Menurut studbook atas nama Albertus Resink, tersua informasi bahwa Albertus lahir di Doetinchem, Gelderland, 24 Juni 1841. Lalu pada 1858 Albertus masuk Akademi Militer dan menjadi kadet bagian zeni. Pada 1862, Albertus dilantik menjadi letnan dua KNIL. Albertus meninggal dunia pada 25 November 1906 di Haarlem.
Thomas lahir ketika Albertus masih berdinas. Thomas memilih jadi pengusaha di bidang perkebunan sebagai jalan hidupnya. Namun, Thomas juga pernah menjadi direktur dari NV Cultuur Maatschappij Gedjajan. Koran Indische Courant tanggal 12 Mei 1927 menyebut perusahaan itu didirikan di Semarang. Namun saat itu Thomas tinggal di Yogyakarta.
Pada 1927, NV Cultuur Maatschappij Gedjajan terlibat dalam pembukaan perkebunan tebu di Karangwuni (Depok, Sleman) dan Senwono (Mlati, Sleman). Perkebunan itu pengairannya didapatkan lewat sumur-sumur.

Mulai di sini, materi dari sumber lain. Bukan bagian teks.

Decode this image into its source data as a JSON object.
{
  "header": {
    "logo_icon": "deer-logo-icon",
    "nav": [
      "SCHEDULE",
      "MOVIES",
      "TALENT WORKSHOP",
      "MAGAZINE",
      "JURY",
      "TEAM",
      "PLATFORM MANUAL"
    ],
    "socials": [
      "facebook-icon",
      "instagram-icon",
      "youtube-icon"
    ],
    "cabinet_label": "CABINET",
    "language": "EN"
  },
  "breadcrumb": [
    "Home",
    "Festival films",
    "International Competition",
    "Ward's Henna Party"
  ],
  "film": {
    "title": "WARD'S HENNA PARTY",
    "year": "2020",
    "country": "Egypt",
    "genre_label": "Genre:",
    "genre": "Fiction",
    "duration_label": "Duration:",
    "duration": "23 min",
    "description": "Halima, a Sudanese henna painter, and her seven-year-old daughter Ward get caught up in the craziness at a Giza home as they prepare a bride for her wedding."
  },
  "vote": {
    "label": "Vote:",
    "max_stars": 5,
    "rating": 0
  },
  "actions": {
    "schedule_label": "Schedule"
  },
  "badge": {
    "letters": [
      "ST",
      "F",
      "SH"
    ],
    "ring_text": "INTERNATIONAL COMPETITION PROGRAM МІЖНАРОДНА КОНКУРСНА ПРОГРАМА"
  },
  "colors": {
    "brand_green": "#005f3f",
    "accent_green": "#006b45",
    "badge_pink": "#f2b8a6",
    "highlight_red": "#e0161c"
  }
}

Nama Gedjajan (yang dieja Gejayan) sendiri mirip dengan nama sebuah jalan yang kini secara resmi bernama Jalan Affandi namun di sana masih disebut Jalan Gejayan.
Pada era 1920-an, keluarga Thomas sudah tinggal di Gondokusuman. Thomas menikah dengan Anna Jacoba Wilkens, yang yang makamnya juga berada di Utara Laya. Anna Jacoba Wilkens, dalam nisannya, disebut kelahiran Rau Sumatra, 15 Agustus 1880. Menurut catatan Stuart Robson dalam The Kraton Selected Essays on Javanese Courts, Anna adalah cucu Johannes Albertus Wilkens (1813-1888) yang berkontribusi pada leksikon Jawa abad XIX.

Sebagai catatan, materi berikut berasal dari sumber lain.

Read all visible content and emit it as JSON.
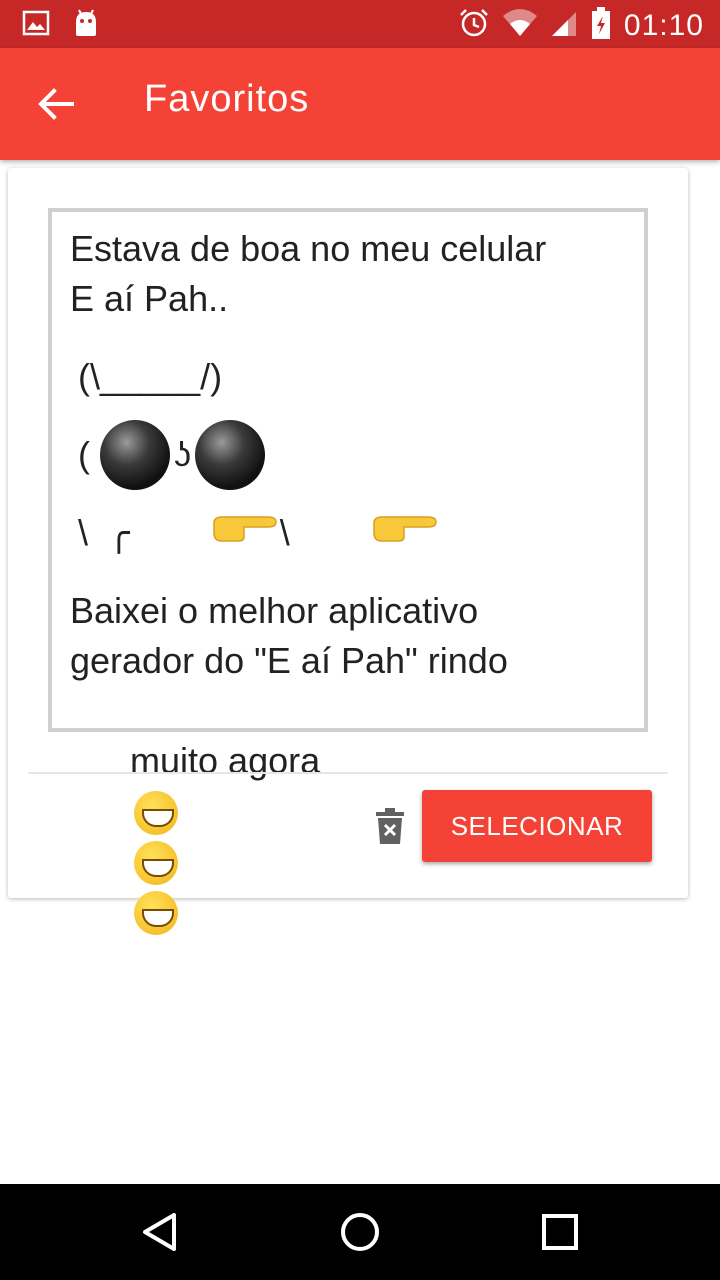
{
  "status_bar": {
    "time": "01:10",
    "icons": [
      "image-icon",
      "android-icon",
      "alarm-icon",
      "wifi-icon",
      "signal-icon",
      "battery-icon"
    ]
  },
  "app_bar": {
    "title": "Favoritos",
    "back_icon": "arrow-back-icon"
  },
  "card": {
    "message": {
      "line1": "Estava de boa no meu celular",
      "line2": "E aí Pah..",
      "art1": "(\\_____/)",
      "art2_prefix": "( ",
      "art2_mid": "ʖ",
      "art3_prefix": "\\  ╭",
      "art3_mid": "\\",
      "line3": "Baixei o melhor aplicativo",
      "line4": "gerador do \"E aí Pah\" rindo",
      "line5": "muito agora"
    },
    "delete_icon": "delete-forever-icon",
    "select_label": "SELECIONAR"
  },
  "nav_bar": {
    "back_icon": "nav-back-icon",
    "home_icon": "nav-home-icon",
    "recents_icon": "nav-recents-icon"
  },
  "colors": {
    "status_bar": "#c62828",
    "app_bar": "#f44336",
    "button": "#f44336"
  }
}
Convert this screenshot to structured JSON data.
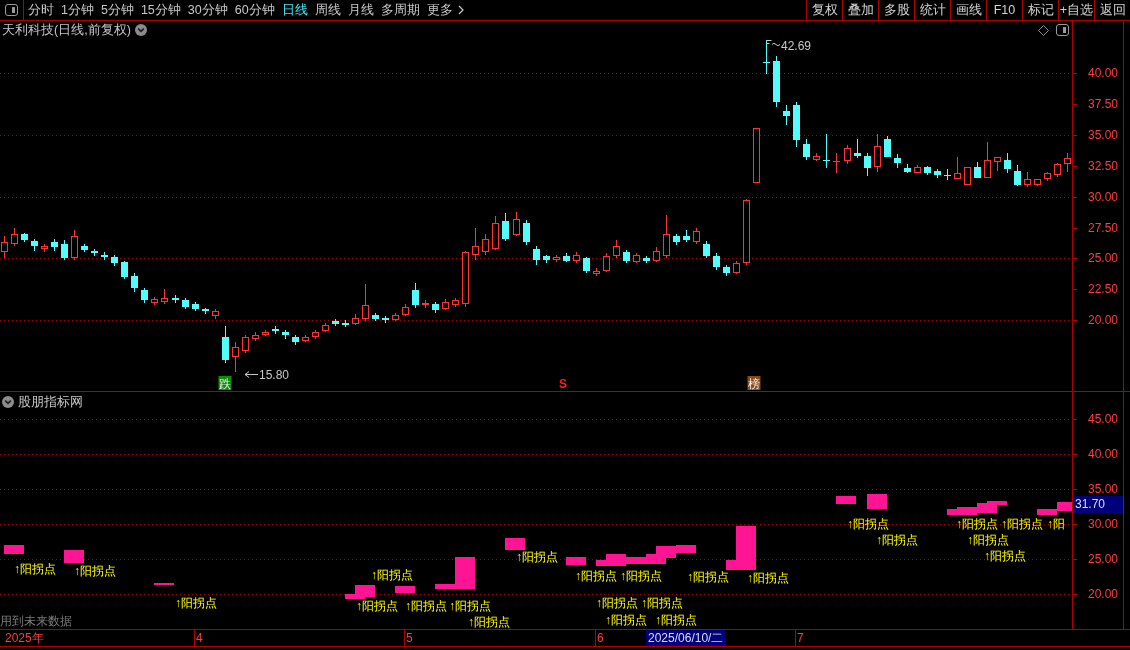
{
  "toolbar": {
    "periods": [
      {
        "label": "分时",
        "selected": false
      },
      {
        "label": "1分钟",
        "selected": false
      },
      {
        "label": "5分钟",
        "selected": false
      },
      {
        "label": "15分钟",
        "selected": false
      },
      {
        "label": "30分钟",
        "selected": false
      },
      {
        "label": "60分钟",
        "selected": false
      },
      {
        "label": "日线",
        "selected": true
      },
      {
        "label": "周线",
        "selected": false
      },
      {
        "label": "月线",
        "selected": false
      },
      {
        "label": "多周期",
        "selected": false
      }
    ],
    "more": "更多",
    "actions": [
      "复权",
      "叠加",
      "多股",
      "统计",
      "画线",
      "F10",
      "标记",
      "+自选",
      "返回"
    ]
  },
  "price_pane": {
    "title": "天利科技(日线,前复权)",
    "axis_labels": [
      "40.00",
      "37.50",
      "35.00",
      "32.50",
      "30.00",
      "27.50",
      "25.00",
      "22.50",
      "20.00"
    ],
    "high_label": "42.69",
    "low_label": "15.80",
    "markers": [
      {
        "kind": "badge",
        "text": "跌",
        "color": "#0a8c0a"
      },
      {
        "kind": "letter",
        "text": "S",
        "color": "#ff2020"
      },
      {
        "kind": "badge",
        "text": "榜",
        "color": "#8a4a1c"
      }
    ]
  },
  "indicator_pane": {
    "title": "股朋指标网",
    "axis_labels": [
      "45.00",
      "40.00",
      "35.00",
      "30.00",
      "25.00",
      "20.00"
    ],
    "cursor_value": "31.70",
    "signals": [
      "↑阳拐点",
      "↑阳拐点",
      "↑阳拐点",
      "↑阳拐点",
      "↑阳拐点",
      "↑阳拐点",
      "↑阳拐点",
      "↑阳拐点",
      "↑阳拐点",
      "↑阳拐点",
      "↑阳拐点",
      "↑阳拐点",
      "↑阳拐点",
      "↑阳拐点",
      "↑阳拐点",
      "↑阳拐点",
      "↑阳拐点",
      "↑阳拐点",
      "↑阳拐点",
      "↑阳拐点",
      "↑阳拐点",
      "↑阳拐点",
      "↑阳拐点",
      "↑阳"
    ],
    "note": "用到未来数据"
  },
  "date_axis": {
    "labels": [
      "2025年",
      "4",
      "5",
      "6",
      "7"
    ],
    "cursor": "2025/06/10/二"
  }
}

Anna amat tertarik pada kebudayaan Jawa. Rumahnya di Gondokusuman pernah dijadikan tempat acara diskusi kebudayaan Jawa. Koran De Locomotief edisi 21 September 1921 menyebut pada Minggu, 11 September 1921 di rumahnya Anna memberikan ceramah tentang benda-benda seni dan kerajinan tangan di hadapan anggota Java Instituut. Anna juga membahas soal tekstil Jawa. Kala itu Anna prihatin dengan kemerosotan seni tenun yang sangat terlihat di seluruh Nusantara. Selain tentang kain, Anna juga membahas soal keris Jawa yang menurutnya terabaikan. Budaya Jawa menjadi merosot setelah kedatangan Islam, menurutnya. Menurutnya ukiran kayu Jawa kala itu sudah menyedihkannya, kecuali di Jepara, di lembah Kraton Solo dan di Bali. Anna berharap adanya kebangkitan seni Jawa.

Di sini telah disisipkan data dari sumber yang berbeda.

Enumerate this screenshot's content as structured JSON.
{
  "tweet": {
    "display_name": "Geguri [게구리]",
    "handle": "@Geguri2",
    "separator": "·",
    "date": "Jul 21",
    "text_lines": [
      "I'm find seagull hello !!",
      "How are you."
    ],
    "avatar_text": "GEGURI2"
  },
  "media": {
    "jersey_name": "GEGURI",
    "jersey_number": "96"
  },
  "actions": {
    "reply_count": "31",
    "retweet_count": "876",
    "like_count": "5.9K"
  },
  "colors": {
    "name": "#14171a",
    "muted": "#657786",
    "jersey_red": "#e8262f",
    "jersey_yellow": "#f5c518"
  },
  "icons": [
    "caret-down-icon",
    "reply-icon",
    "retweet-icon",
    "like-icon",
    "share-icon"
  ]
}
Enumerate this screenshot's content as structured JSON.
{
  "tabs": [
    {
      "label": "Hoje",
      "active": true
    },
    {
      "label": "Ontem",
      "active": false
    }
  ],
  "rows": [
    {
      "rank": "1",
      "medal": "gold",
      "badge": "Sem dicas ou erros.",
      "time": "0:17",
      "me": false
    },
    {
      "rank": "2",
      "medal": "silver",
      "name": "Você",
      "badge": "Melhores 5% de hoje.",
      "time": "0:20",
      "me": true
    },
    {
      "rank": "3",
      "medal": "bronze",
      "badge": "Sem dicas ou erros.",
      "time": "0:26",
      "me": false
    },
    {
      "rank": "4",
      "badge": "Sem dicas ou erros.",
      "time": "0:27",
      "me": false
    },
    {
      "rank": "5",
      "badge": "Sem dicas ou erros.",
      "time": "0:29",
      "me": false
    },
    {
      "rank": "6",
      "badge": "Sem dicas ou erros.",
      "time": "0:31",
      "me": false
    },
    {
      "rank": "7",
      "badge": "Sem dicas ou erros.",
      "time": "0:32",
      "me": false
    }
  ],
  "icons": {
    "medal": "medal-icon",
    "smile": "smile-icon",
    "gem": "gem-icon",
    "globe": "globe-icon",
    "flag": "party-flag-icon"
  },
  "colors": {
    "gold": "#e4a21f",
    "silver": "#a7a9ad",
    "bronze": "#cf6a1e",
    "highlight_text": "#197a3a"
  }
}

Perkawinan Anna dan Thomas menghasilkan beberapa anak. Ada Anne Resink, yang seperti Thomas juga seorang insinyur. Selain itu ada Gertrudes Johannes Resink yang kelahiran Yogyakarta, 11 Oktober 1911. Gertrudes lulusan Recht Hogeschool (RHS) alias Sekolah hukum Batavia dan dikenal sebagai Han Resink. Anak lainnya adalah Gertrude Anna Resink yang kelahiran 1914.
Thomas masih menikmati masa ketika anak-anaknya sudah selesai sekolah tinggi. Namun tak lama. Koran Soerabaijasch Handelsblad, 12 September 1937 menyebut Thomas Resink senior tutup usia pada 8 Desember 1937 di usia 67 tahun. Kala itu anak-anak keluarga Resink ada yang tinggal di Yogyakarta, Semarang dan Bogor.
Anna Jacoba dan anak-anaknya melalui masa Perang Dunia II. Thomas Anne mengalami kemalangan karena dia pernah ditawan Jepang. Seperti kebanyakan orang Belanda, keluarga Resink di zaman Jepang adalah tipe orang yang tinggal di kamp interniran Jepang yang penuh derita. Mereka baru bebas pada akhir tahun 1945 begitu Jepang kalah perang. Namun, Anna Jacoba tak sempat merasakan kebebasan karena pada 25 Maret 1945 meninggal dunia di kala tentara Jepang masih berkuasa.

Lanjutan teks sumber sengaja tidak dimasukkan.